During the post-WWII period, my parents were set up on a blind date by his aunt Mary and her aunt Rose. Today I want to write about a discovery I made while looking into original documents for my great aunt Mary.
All these years, I've believed the Social Security app info about Mary's birth date, knowing that Mary herself would have self-reported the info when she registered for Social Security back in July of 1963 (see transcribed record above). In fact I planned to write about Mary's 128th birthday for today's blog post.
Then I decided to look for Mary's original birth record, using the FREE New York City Municipal Archives Historical Vital Records site. I had the birth cert number from Ancestry, plugged it in with the year and the borough, and you can see what I saw right here. Or look at the cert below.
Without a doubt this is great aunt Mary's birth cert. Her surname spelled creatively (Maller, not Mahler) but her father was indeed Meyer (here, Mayer) although the mother's name is mangled (maiden name was Jacobs not Jacobson, first name was Tillie, not Mary). The home address is absolutely correct, the number of children born to the mother tallies.

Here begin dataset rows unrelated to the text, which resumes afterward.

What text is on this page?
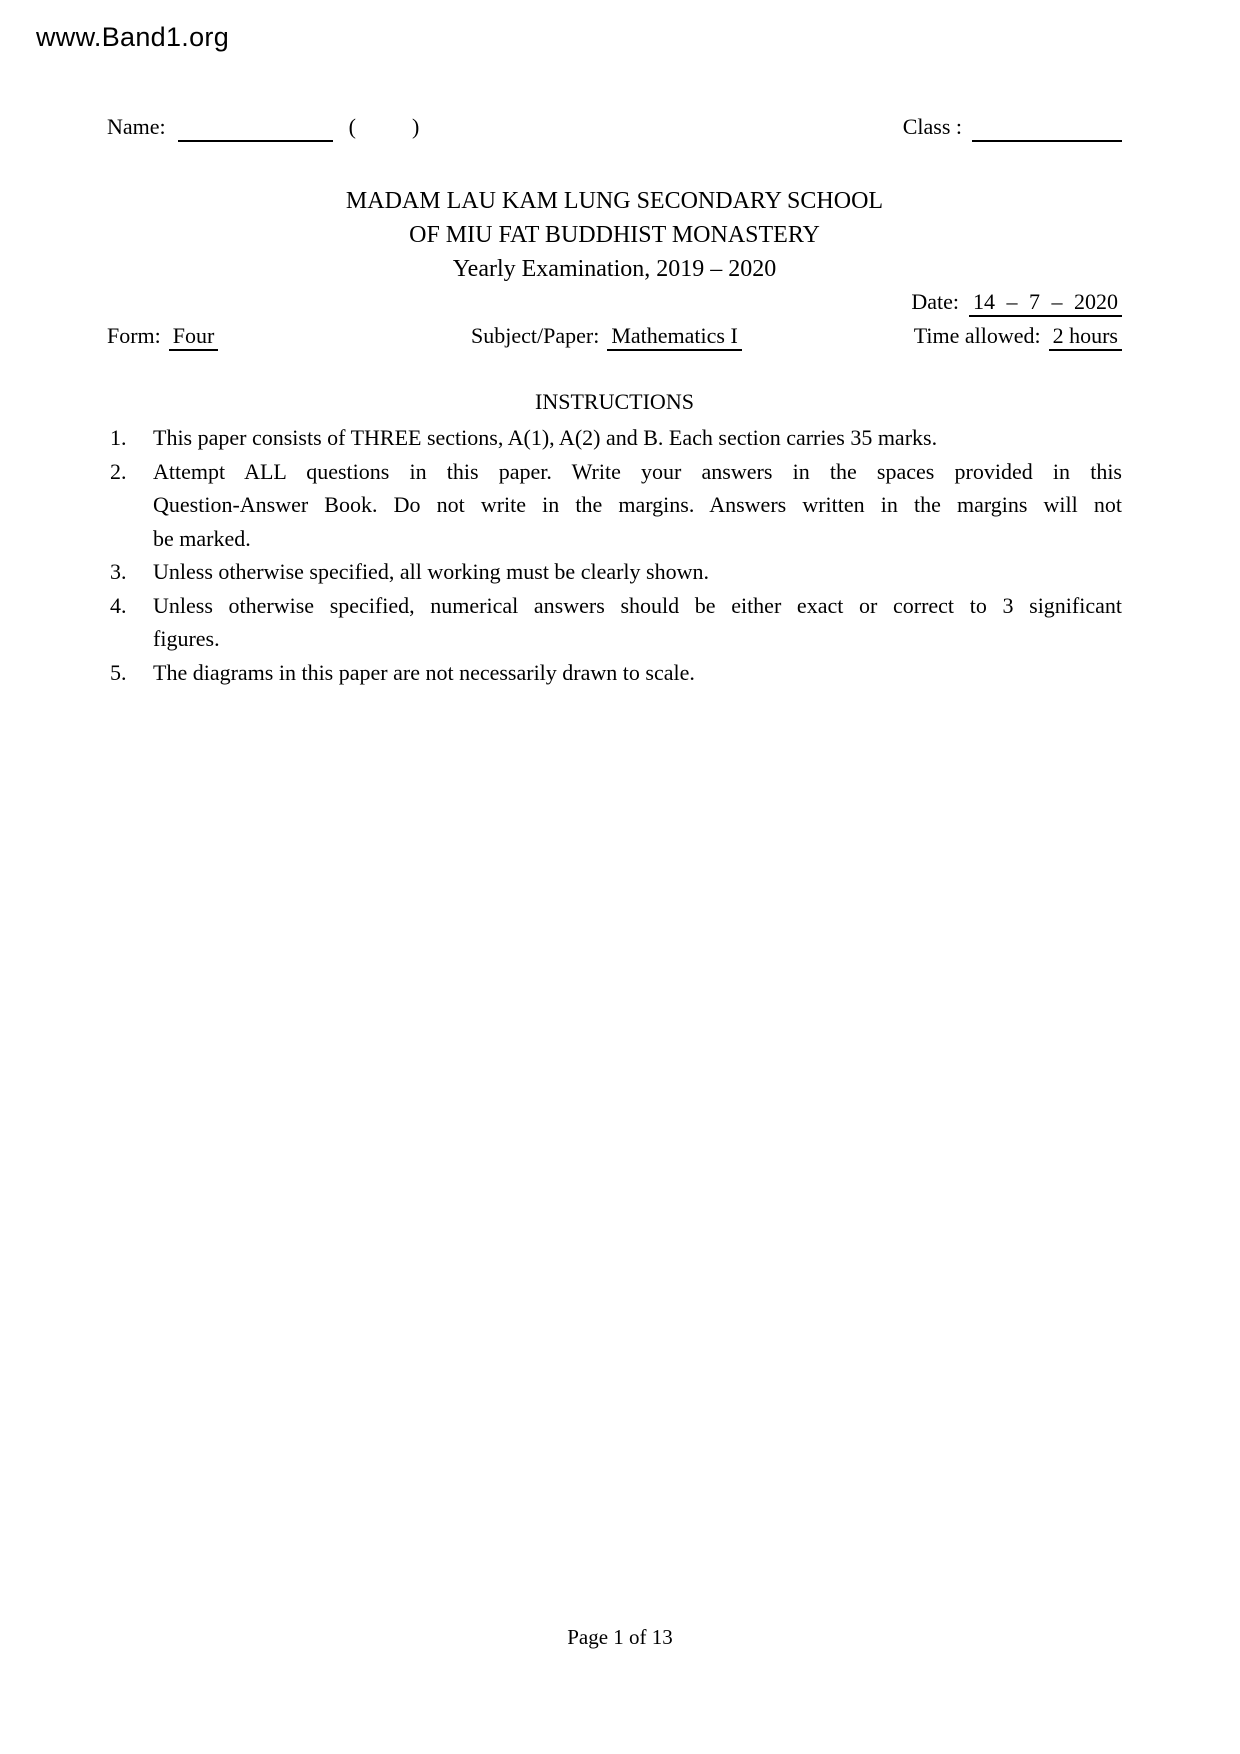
www.Band1.org
Name:	(	)	Class :
MADAM LAU KAM LUNG SECONDARY SCHOOL
OF MIU FAT BUDDHIST MONASTERY
Yearly Examination, 2019 – 2020
Date: 14 – 7 – 2020
Form: Four	Subject/Paper: Mathematics I	Time allowed: 2 hours
INSTRUCTIONS
1.	This paper consists of THREE sections, A(1), A(2) and B. Each section carries 35 marks.
2.	Attempt ALL questions in this paper. Write your answers in the spaces provided in this
Question-Answer Book. Do not write in the margins. Answers written in the margins will not
be marked.
3.	Unless otherwise specified, all working must be clearly shown.
4.	Unless otherwise specified, numerical answers should be either exact or correct to 3 significant
figures.
5.	The diagrams in this paper are not necessarily drawn to scale.
Page 1 of 13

Now I know I should have celebrated Mary's 128th birthday on July 11th, not July 23d. The lesson is to check the original document created as close to the actual event as possible. Interestingly, the Social Security Death Index shows Mary's birth date as July 11, 1896, in conflict with what Mary self-reported on her Social Security application. In the end, the original birth cert (not a transcription, not an extract) is the most solid and reliable evidence of a birth date.